Ketika Guru Berhenti Belajar, Berhenti Pula Menjadi Guru.
Ketika guru berhenti belajar, berhenti pula menjadi guru.
Penulis terlahir dari keluarga sederhana, hidup hanya sekedar makan, terkadang makan apa adanya. Sudah dipastikan keadaan ekonomi di bawah rata-rata. Hal ini berdampak pada Pendidikan. Dahulu ingin sekali jadi santri, tetapi kondisi ekonomi yang tidak memungkinkan ditambah minimnya dukungan orang tua. Hingga mimpi itu tidak terlaksana, tetapi penulis tidak putus harapan. Banyak jalan menuju Roma. Maka itu, penulis berusaha menjemput ilmu dengan para ulama dikampung penulis. Ulama dikampung penulis tidak beda keilmuannya. Justru banyak orang-orang dari luar kampung penulis yang berguru kepada para ulama di kampung penulis. Sejak duduk di bangku MI/SD hingga sekarang penulis berusaha menjemput berbagai macam ilmu.
Ketika duduk dibangku Madrasah Ibtidaiyah (MI) berguru kepada ustadz Naman, ustadz Nasroji, ustadz mustahil. Madrasah Tsanawiyah (MTs) berguru kepada ustadz H.Zahrudin (Kitab Nahwu, shorof, dan fikih) ustadz H.Dasuki (Nahwu dan shorof). Madrasah Aliyah (MA) berguru kepada KH. Zaenun (Kitab Hadits, Nahwu, Fikih, Tafsir, dan Falaq). IAIN berguru kepada ustadz Mundzir (Nahwu, fikih, dan akhlak). Ustadz H. Ahmad Haromain ( Kitab tafsir, hadits dan fikih) dan kepada para dosen dilingkungan masjid campus IAIN Fatullah . Ketika menjadi guru, berguru kepada KH. Hifdzillah ( kitab Nahwu, fikih, dan Saidah). KH. Hasan Basri (Kitab nahwu, fikih, tafsir dan Akhlak).
Belajar tidak sebatas pada dinding-dinding sekolah dan mencari selembar kertas. Belajar sepanjang hayat itu harus tertanam pada setiap individu wabilkhusus kepada para pendidik. Ketika pendidik berhenti belajar, maka berhentilah pula nilai keguruannya.
Belajar merupakan sebuah kewajiban. Islam sangat konsen dalam hal pendidikan. Semua ajarannya berisi tentang pendidikan. Mulai dari bangun tidur hingga tidur lagi ada nilai-nilai pendidikannya. Maka itu, Islam menjunjung tinggi masalah pendidikan, bahkan Allah mengangkat derajat bagi orang-orang yang berpendidikan. Dengan ilmu yang didapati bisa mendapatkan posisi yang terbaik di tengah-tengah masyarakat. Sebagaimana firman-Nya yang termaktub dalam surat al-Mujadallah ayat 11.
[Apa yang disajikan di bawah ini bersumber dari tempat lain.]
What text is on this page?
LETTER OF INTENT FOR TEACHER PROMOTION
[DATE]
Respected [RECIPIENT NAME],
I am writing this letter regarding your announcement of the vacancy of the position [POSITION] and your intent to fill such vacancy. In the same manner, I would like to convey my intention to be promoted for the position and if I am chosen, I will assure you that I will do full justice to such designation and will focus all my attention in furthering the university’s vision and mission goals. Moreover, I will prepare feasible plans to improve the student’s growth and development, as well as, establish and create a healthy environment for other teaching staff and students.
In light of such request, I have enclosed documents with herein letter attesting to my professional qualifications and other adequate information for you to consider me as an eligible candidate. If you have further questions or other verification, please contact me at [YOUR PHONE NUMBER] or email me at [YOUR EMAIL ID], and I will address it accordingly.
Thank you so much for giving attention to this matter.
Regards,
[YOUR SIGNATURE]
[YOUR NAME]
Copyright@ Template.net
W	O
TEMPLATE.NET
"... Allah akan mengangkat (derajat) orang-orang yang beriman di antaramu dan orang-orang yang diberi ilmu beberapa derajat. Dan Allah Mahateliti apa yang kamu kerjakan."
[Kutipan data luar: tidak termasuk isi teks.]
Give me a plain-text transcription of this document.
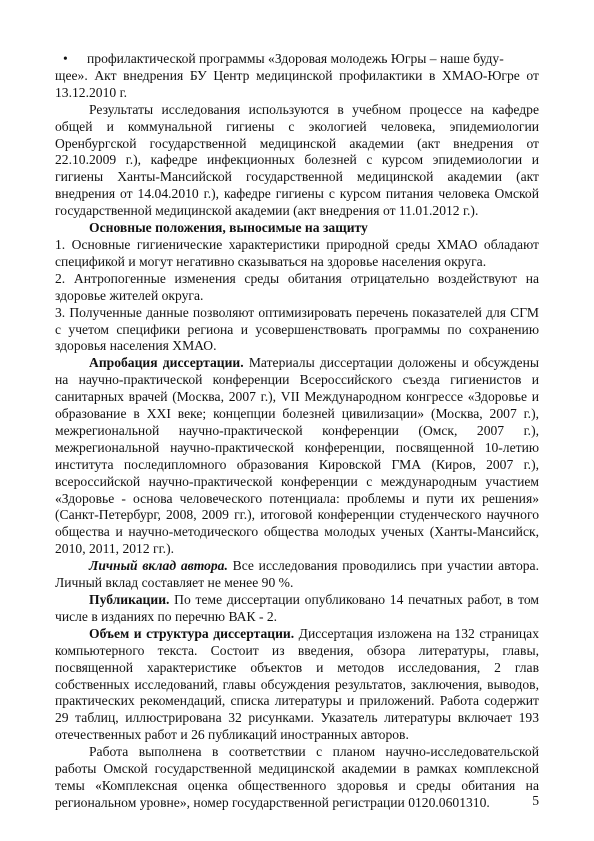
• профилактической программы «Здоровая молодежь Югры – наше буду-
щее». Акт внедрения БУ Центр медицинской профилактики в ХМАО-Югре от 13.12.2010 г.

Результаты исследования используются в учебном процессе на кафедре общей и коммунальной гигиены с экологией человека, эпидемиологии Оренбургской государственной медицинской академии (акт внедрения от 22.10.2009 г.), кафедре инфекционных болезней с курсом эпидемиологии и гигиены Ханты-Мансийской государственной медицинской академии (акт внедрения от 14.04.2010 г.), кафедре гигиены с курсом питания человека Омской государственной медицинской академии (акт внедрения от 11.01.2012 г.).

Основные положения, выносимые на защиту

1. Основные гигиенические характеристики природной среды ХМАО обладают спецификой и могут негативно сказываться на здоровье населения округа.

2. Антропогенные изменения среды обитания отрицательно воздействуют на здоровье жителей округа.

3. Полученные данные позволяют оптимизировать перечень показателей для СГМ с учетом специфики региона и усовершенствовать программы по сохранению здоровья населения ХМАО.

Апробация диссертации. Материалы диссертации доложены и обсуждены на научно-практической конференции Всероссийского съезда гигиенистов и санитарных врачей (Москва, 2007 г.), VII Международном конгрессе «Здоровье и образование в XXI веке; концепции болезней цивилизации» (Москва, 2007 г.), межрегиональной научно-практической конференции (Омск, 2007 г.), межрегиональной научно-практической конференции, посвященной 10-летию института последипломного образования Кировской ГМА (Киров, 2007 г.), всероссийской научно-практической конференции с международным участием «Здоровье - основа человеческого потенциала: проблемы и пути их решения» (Санкт-Петербург, 2008, 2009 гг.), итоговой конференции студенческого научного общества и научно-методического общества молодых ученых (Ханты-Мансийск, 2010, 2011, 2012 гг.).

Личный вклад автора. Все исследования проводились при участии автора. Личный вклад составляет не менее 90 %.

Публикации. По теме диссертации опубликовано 14 печатных работ, в том числе в изданиях по перечню ВАК - 2.

Объем и структура диссертации. Диссертация изложена на 132 страницах компьютерного текста. Состоит из введения, обзора литературы, главы, посвященной характеристике объектов и методов исследования, 2 глав собственных исследований, главы обсуждения результатов, заключения, выводов, практических рекомендаций, списка литературы и приложений. Работа содержит 29 таблиц, иллюстрирована 32 рисунками. Указатель литературы включает 193 отечественных работ и 26 публикаций иностранных авторов.

Работа выполнена в соответствии с планом научно-исследовательской работы Омской государственной медицинской академии в рамках комплексной темы «Комплексная оценка общественного здоровья и среды обитания на региональном уровне», номер государственной регистрации 0120.0601310.	5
Coba saja perhatikan orang-orang yang mendapat posisi terbaik mereka yang keilmuannya tertinggi. Itulah janji Allah.
Begitu juga Rasulullah sangat memperhatikan masalah pendidikan dalam hal ini menuntut ilmu atau belajar. Sebagaimana sabda beliau yang diriwayatkan Ibnu Majah, dan dishahihkan oleh Syaikh Albani dalam Shahih wa Dha'if Sunan Ibnu Majah no. 224.
"Menuntut ilmu adalah kewajiban bagi setiap individu muslim."
Sejak kapan dan sampai kapan kita menuntut ilmu atau belajar? Sejak lahir manusia sudah mulai belajar. Ya, belajar melihat, mendengar, bergerak dan selanjutnya berangsur-angsur menjadi manusia Pembelajar hingga hayat di kandung badan. Belajar itu tidak ada batasnya. Belajar itu bukan hanya di bangku sekolah, atau sebatas strata kelas. Belajar itu tidak mengenal kelas. Sebagaimana sabda Rasulullah SAW dalam sebuah haditsnya.
“Tuntutlah ilmu dari buaian (bayi) hingga liang lahat.”
Sebagai seorang pendidik dituntut untuk selalu mengupgrade kualitas diri dan mengupdate perkembangan ilmu pengetahuan yang terus-menerus berkembang dalam upaya memantaskan diri menjadi pendidik yang terbaik.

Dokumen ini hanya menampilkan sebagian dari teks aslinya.